Faut-il qu’ils ne reconnaissent pas à la spiritualité et l’exercice des cultes une dimension « essentielle » ?
Condamné par la maladie, un politicien de souche chrétienne me confia que sa carrière l’avait éloigné de la spiritualité. Histoire tragiquement banale. La tyrannie de l’urgence, le tourbillon du pouvoir et l’ivresse médiatique distraient d’un chemin d’intériorité. Face aux questions de fond, nombre de politiques maquillent leur vide par des lieux communs. Faut-il, dès lors, s’étonner qu’en confinement, ils ne reconnaissent – pas plus qu’à la culture – à la spiritualité et l’exercice des cultes, une dimension proprement « essentielle » à la santé mentale d’une société ?
Des exceptions existent. Je pense ainsi à ces élus du peuple se dévoilant ouvertement comme disciples du Christ. Le fait qu’ils appartiennent à des partis différents et s’opposent parfois durement dans l’arène publique, contredit les anticléricaux dogmatiques qui fantasment que tout bon catholique marche au pas, recevant ses ordres de Rome ou de Malines. Il existe pareillement des politiciens s’investissant dans d’autres chemins de foi.
Une authentique réflexion spirituelle se rencontre également chez des mandataires agnostiques ou athées. Ainsi, cet ami philosophe devenu député, qui interroge la religion au nom de la raison.

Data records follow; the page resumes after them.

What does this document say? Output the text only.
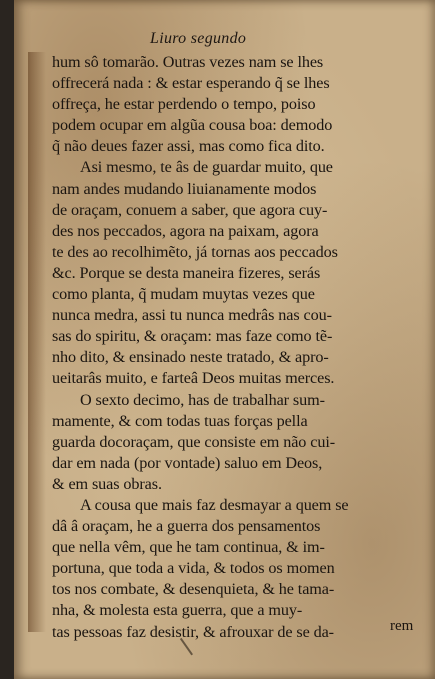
Liuro segundo
hum sô tomarão. Outras vezes nam se lhes
offrecerá nada : & estar esperando q̃ se lhes
offreça, he estar perdendo o tempo, poiso
podem ocupar em algũa cousa boa: demodo
q̃ não deues fazer assi, mas como fica dito.
Asi mesmo, te âs de guardar muito, que
nam andes mudando liuianamente modos
de oraçam, conuem a saber, que agora cuy-
des nos peccados, agora na paixam, agora
te des ao recolhimẽto, já tornas aos peccados
&c. Porque se desta maneira fizeres, serás
como planta, q̃ mudam muytas vezes que
nunca medra, assi tu nunca medrâs nas cou-
sas do spiritu, & oraçam: mas faze como tẽ-
nho dito, & ensinado neste tratado, & apro-
ueitarâs muito, e farteâ Deos muitas merces.
O sexto decimo, has de trabalhar sum-
mamente, & com todas tuas forças pella
guarda docoraçam, que consiste em não cui-
dar em nada (por vontade) saluo em Deos,
& em suas obras.
A cousa que mais faz desmayar a quem se
dâ â oraçam, he a guerra dos pensamentos
que nella vêm, que he tam continua, & im-
portuna, que toda a vida, & todos os momen
tos nos combate, & desenquieta, & he tama-
nha, & molesta esta guerra, que a muy-
tas pessoas faz desistir, & afrouxar de se da-	rem
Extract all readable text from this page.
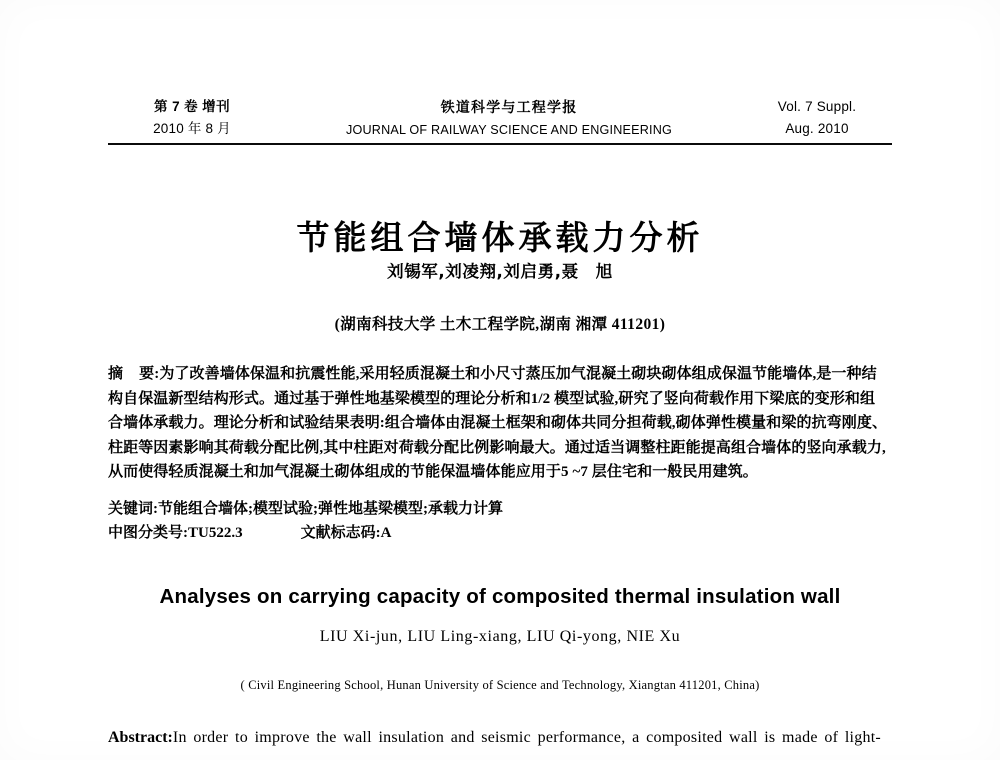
第 7 卷 增刊
2010 年 8 月
铁道科学与工程学报
JOURNAL OF RAILWAY SCIENCE AND ENGINEERING
Vol. 7 Suppl.
Aug. 2010
节能组合墙体承载力分析
刘锡军,刘凌翔,刘启勇,聂　旭
(湖南科技大学 土木工程学院,湖南 湘潭 411201)
摘 要:为了改善墙体保温和抗震性能,采用轻质混凝土和小尺寸蒸压加气混凝土砌块砌体组成保温节能墙体,是一种结 构自保温新型结构形式。通过基于弹性地基梁模型的理论分析和1/2 模型试验,研究了竖向荷载作用下梁底的变形和组 合墙体承载力。理论分析和试验结果表明:组合墙体由混凝土框架和砌体共同分担荷载,砌体弹性模量和梁的抗弯刚度、 柱距等因素影响其荷载分配比例,其中柱距对荷载分配比例影响最大。通过适当调整柱距能提高组合墙体的竖向承载力, 从而使得轻质混凝土和加气混凝土砌体组成的节能保温墙体能应用于5 ~7 层住宅和一般民用建筑。
关键词:节能组合墙体;模型试验;弹性地基梁模型;承载力计算
中图分类号:TU522.3	文献标志码:A
Analyses on carrying capacity of composited thermal insulation wall
LIU Xi-jun, LIU Ling-xiang, LIU Qi-yong, NIE Xu
( Civil Engineering School, Hunan University of Science and Technology, Xiangtan 411201, China)
Abstract:In order to improve the wall insulation and seismic performance, a composited wall is made of light-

En 2016, dans les colonnes de La Libre, il reprenait à son compte la boutade du mathématicien Bertrand Russell (1872-1970), argumentant que le fait que l’on ne puisse prouver qu’aucune théière n’est en orbite quelque part entre Mars et Jupiter, ne veut pas dire que l’idée soit vraisemblable ; qu’il en allait de même pour la pensée de Dieu. (Peu après, je lui répondais dans ce même journal, que Russell commettait l’erreur logique de confondre une théière, soit un objet fini et limité dans l’espace-temps, avec Dieu qui est par définition – qu’Il existe ou non – infini et transcendant les questions spatio-temporelles.) Autre politicien s’exprimant sur le sens de la vie, ce puissant chef de parti flamand, passionné par la Rome antique, qui déclara en décembre dernier dans la Gazet van Antwerpen : « Je pense que la foi a été créée par l’angoisse devant la mort », privilégiant ici un argument plus psychologique et émotionnel.
Qu’est-ce qui départage croyants et athées ?
L’enjeu spirituel concerne tant électeurs qu’élus. Qu’est-ce qui départage croyants et athées ? Un rapport à l’enfance, il me semble. Russell voyait en la religion un reliquat de l’intelligence infantile et dans la science son état adulte. Et notre politicien flamand raisonne en homme qui ne croit plus au grand saint Nicolas depuis la sortie de l’enfance et dès lors, plus non plus au petit Jésus, avec l’entrée en adolescence. Pour l’athée, est adulte celui qui s’éveille des rêves de l’enfance, pour voir le monde tel qu’il est : froid et aveugle. Le croyant est, quant à lui, persuadé que l’adulte advient en s’appropriant le meilleur de l’enfance : la capacité d’émerveillement et de confiance. « Je te bénis, Père, ce que tu as caché aux sages et aux intelligents, tu le révèles aux enfants. » (Matthieu 11, 25) Pour le croyant, le monde est parfois injuste et cruel, mais le réel a un sens (sinon, pourquoi en parler ?) et les actes ont une assise morale (le bien n’est pas le mal). Cela pointe vers un Mystère fondateur que d’aucuns appellent Dieu. Et si les hommes sont des êtres de relation, capables d’aimer, la raison pourrait en être que ce mystère est une infinie relation d’amour, que d’aucuns appellent la Trinité.
La démocratie se nourrit de décideurs adultes, héritiers du meilleur de l’enfance. Qu’ils soient croyants ou non n’est pas déterminant. À condition d’oser s’investir. Pour résister durablement aux sirènes infantilisantes des populistes, plutôt que de ne surfer que sur l’écume de l’actualité, les politiques doivent s’immerger dans la profondeur spirituelle de l’existence. Et en témoigner – comme le fit le nouveau président des États-Unis à l’occasion de son investiture.
Article de l’Abbé Éric de Beukelaer paru dans la Libre.be du 4 février 2021.